Principal Security Engineer, Infrastructure Security

Responsibilities

• Own the architecture and roadmap for one or more core security services (e.g., authN/Z, policy enforcement, secure proxies, key management), taking them from design to rollout to long-term operation.
• Design and implement planet-scale security systems that provide strong guarantees across hardware, operating systems, Kubernetes, networks, and CI/CD: balancing security, reliability, latency, and developer ergonomics.
• Lead cross-functional launches with infrastructure and research engineering teams, shaping interfaces, migration plans, and safe rollout strategies across large fleets and critical workflows.

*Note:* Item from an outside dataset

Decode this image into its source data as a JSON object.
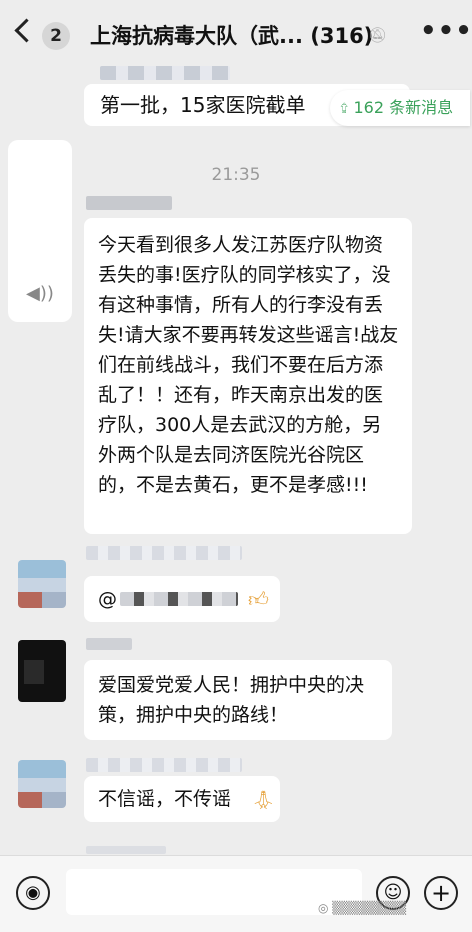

• Build or evolve security primitives (identity, attestation, authorization, encryption key lifecycle, access mediation) that become platform building blocks for OpenAI.

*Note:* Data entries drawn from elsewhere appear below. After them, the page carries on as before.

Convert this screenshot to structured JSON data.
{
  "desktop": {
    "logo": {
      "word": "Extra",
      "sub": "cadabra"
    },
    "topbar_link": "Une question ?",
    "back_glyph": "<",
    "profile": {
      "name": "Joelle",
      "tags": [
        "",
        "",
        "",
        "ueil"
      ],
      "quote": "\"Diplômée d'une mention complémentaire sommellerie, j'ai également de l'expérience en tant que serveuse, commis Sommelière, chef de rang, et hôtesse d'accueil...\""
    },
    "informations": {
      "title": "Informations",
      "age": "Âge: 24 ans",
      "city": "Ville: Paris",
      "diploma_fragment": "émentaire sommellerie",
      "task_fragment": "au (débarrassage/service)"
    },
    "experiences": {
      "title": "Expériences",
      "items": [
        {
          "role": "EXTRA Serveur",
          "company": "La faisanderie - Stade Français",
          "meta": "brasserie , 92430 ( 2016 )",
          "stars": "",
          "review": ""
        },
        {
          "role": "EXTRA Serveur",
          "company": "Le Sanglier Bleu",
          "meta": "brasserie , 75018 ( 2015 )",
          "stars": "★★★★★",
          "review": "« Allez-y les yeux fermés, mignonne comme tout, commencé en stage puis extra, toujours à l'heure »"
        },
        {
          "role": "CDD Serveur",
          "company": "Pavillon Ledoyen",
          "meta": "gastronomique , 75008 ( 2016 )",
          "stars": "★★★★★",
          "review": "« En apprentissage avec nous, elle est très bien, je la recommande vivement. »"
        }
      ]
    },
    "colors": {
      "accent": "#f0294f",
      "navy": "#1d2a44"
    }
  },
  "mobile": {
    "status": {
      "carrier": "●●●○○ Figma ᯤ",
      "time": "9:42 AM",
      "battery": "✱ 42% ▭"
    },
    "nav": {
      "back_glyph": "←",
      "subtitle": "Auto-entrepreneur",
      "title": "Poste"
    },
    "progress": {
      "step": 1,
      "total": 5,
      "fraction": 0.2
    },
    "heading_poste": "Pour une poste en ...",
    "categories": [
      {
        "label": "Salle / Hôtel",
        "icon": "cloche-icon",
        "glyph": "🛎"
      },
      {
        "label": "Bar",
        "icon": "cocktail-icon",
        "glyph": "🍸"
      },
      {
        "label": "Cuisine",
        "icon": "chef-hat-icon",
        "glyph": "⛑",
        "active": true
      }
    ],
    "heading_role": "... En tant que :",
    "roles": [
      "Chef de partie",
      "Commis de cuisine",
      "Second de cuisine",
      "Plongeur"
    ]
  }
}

• Leverage frontier models and agents to develop automation and detection tooling to continuously identify and mitigate risks in large-scale cloud and on-prem environments.

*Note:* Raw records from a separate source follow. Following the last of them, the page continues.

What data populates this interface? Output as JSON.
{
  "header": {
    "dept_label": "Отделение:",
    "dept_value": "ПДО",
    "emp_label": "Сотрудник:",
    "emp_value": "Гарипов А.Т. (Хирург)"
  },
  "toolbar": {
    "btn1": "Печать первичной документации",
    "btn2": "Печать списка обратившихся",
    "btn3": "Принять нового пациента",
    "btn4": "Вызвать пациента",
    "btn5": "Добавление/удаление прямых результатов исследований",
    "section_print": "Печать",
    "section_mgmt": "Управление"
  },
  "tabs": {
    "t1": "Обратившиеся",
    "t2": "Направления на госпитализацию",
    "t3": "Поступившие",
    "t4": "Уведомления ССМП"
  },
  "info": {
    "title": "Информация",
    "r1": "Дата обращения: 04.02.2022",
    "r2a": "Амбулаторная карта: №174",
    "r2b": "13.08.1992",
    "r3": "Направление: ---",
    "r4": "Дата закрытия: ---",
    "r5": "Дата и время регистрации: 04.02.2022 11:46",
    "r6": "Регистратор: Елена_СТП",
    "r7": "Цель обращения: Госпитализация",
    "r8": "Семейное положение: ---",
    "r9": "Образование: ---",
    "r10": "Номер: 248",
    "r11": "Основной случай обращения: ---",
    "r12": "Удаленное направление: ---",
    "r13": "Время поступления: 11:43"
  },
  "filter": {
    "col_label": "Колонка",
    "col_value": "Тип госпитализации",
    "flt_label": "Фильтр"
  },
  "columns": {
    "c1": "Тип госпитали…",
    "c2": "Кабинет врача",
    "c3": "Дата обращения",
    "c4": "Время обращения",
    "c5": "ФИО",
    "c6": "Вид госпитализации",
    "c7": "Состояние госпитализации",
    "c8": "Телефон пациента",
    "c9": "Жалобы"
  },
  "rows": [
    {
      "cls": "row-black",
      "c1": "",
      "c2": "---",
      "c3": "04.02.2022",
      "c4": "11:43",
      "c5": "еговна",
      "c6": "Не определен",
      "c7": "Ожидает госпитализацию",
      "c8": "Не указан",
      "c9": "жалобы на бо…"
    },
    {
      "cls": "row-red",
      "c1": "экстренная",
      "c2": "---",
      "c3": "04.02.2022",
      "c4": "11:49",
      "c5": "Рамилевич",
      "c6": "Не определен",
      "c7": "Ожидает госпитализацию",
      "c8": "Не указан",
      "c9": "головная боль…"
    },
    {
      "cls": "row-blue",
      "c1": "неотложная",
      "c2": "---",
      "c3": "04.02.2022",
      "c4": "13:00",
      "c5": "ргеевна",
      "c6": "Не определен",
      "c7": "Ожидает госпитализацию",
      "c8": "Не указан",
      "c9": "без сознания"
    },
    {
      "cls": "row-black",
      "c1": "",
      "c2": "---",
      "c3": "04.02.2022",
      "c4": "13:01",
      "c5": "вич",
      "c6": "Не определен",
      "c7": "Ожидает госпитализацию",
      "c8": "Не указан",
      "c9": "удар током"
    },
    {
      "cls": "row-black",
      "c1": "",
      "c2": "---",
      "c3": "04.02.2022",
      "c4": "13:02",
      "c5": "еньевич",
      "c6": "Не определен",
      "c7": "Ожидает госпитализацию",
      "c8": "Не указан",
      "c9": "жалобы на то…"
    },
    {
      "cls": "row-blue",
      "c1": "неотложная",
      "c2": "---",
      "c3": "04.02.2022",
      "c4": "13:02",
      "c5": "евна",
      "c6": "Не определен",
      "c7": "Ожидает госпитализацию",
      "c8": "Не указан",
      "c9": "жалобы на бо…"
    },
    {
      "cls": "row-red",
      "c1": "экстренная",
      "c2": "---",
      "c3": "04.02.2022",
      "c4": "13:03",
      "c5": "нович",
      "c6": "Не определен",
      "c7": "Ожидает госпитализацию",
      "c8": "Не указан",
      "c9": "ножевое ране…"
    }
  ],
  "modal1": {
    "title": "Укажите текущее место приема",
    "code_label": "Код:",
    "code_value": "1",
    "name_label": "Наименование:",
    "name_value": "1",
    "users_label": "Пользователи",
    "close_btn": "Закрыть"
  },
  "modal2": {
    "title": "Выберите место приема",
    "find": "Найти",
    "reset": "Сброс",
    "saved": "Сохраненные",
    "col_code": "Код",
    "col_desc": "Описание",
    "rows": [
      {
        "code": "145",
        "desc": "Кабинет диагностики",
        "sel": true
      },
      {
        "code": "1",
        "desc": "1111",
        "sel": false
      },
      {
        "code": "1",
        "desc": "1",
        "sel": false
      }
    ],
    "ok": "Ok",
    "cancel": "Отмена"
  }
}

• Lead design reviews and threat models for major initiatives, and drive closure on systemic issues.
• Mentor engineers across InfraSec and partner teams, raising the bar on engineering quality, operational readiness, and secure-by-default practices.

Requirements

• Strong software engineering skills with a track record of shipping and operating reliable distributed systems in production.
• Experience building or operating critical infrastructure, especially security infrastructure, at planet scale (e.g., auth services, service-to-service proxies, certificate or key-management systems).
• Deep understanding of security principles, best practices, and common vulnerabilities.
• Demonstrated ability to lead cross-team technical initiatives: setting direction, aligning stakeholders, driving execution, and delivering measurable outcomes.
• Expertise and curiosity about using frontier models and agents to effectively solve security challenges.
• Expertise in securing large-scale cloud platforms (e.g., Azure, AWS, GCP), including multi-cloud networks and cloud-agnostic system design.
• A proactive mindset, with the ability to identify and address security gaps or inefficiencies through automation and tooling.
• Strong analytical and problem-solving skills, with an ability to think critically and objectively assess risks.
• Excellent communication skills, with the ability to convey complex security concepts to executive, technical, and non-technical stakeholders.